Effect of visual and haptic feedback on grasping movements

Abstract

Perceptual estimates of three-dimensional (3D) properties, such as the distance and depth of an object, are often inaccurate. Given the accuracy and ease with which we pick up objects, it may be expected that perceptual distortions do not affect how the brain processes 3D information for reach-to-grasp movements. Nonetheless, empirical results show that grasping accuracy is reduced when visual feedback of the hand is removed. Here we studied whether specific types of training could correct grasping behavior to perform adequately even when any form of feedback is absent. Using a block design paradigm, we recorded the movement kinematics of subjects grasping virtual objects located at different distances in the absence of visual feedback of the hand and haptic feedback of the object, before and after different training blocks with different feedback combinations (vision of the thumb and vision of thumb and index finger, with and without tactile feedback of the object).
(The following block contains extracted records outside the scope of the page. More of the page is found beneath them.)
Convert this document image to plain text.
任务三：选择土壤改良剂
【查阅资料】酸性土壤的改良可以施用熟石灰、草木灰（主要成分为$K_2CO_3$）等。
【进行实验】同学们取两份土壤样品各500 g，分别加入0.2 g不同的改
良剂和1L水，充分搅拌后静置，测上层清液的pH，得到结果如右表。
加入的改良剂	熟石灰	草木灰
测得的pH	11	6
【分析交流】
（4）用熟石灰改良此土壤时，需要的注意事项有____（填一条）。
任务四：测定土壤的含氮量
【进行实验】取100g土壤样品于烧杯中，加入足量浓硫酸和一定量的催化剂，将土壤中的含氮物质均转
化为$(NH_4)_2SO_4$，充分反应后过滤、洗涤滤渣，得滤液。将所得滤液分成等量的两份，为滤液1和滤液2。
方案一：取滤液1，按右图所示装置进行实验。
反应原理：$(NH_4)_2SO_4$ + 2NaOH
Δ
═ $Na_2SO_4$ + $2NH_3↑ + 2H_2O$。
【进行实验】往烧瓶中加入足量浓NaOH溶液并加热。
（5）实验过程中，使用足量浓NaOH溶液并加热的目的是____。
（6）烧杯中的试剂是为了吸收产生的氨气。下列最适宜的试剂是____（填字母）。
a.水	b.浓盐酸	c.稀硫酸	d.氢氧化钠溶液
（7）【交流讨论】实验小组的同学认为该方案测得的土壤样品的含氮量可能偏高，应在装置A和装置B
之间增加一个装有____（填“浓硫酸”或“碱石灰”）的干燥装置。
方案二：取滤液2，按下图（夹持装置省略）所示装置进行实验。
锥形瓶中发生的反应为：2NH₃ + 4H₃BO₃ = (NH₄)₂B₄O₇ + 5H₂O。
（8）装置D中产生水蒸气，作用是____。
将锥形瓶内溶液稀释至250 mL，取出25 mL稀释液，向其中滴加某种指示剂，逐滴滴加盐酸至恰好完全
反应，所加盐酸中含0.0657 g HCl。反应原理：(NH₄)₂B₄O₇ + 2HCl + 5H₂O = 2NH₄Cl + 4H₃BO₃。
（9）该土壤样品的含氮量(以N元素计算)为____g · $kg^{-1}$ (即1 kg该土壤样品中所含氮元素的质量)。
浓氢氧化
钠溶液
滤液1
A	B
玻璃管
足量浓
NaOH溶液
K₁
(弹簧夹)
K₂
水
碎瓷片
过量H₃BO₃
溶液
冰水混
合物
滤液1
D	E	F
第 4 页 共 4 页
In the Pretraining block, we found systematic biases of the terminal hand position, the final grip aperture, and the maximum grip aperture like those reported in perceptual tasks. Importantly, the distance at which the object was presented modulated all these biases. In the Posttraining blocks only the hand position was partially adjusted, but final and maximum grip apertures remained unchanged. These findings show that when visual and haptic feedback are absent systematic distortions of 3D estimates affect reach-to-grasp movements in the same way as they affect perceptual estimates. Most importantly, accuracy cannot be learned, even after extensive training with feedback.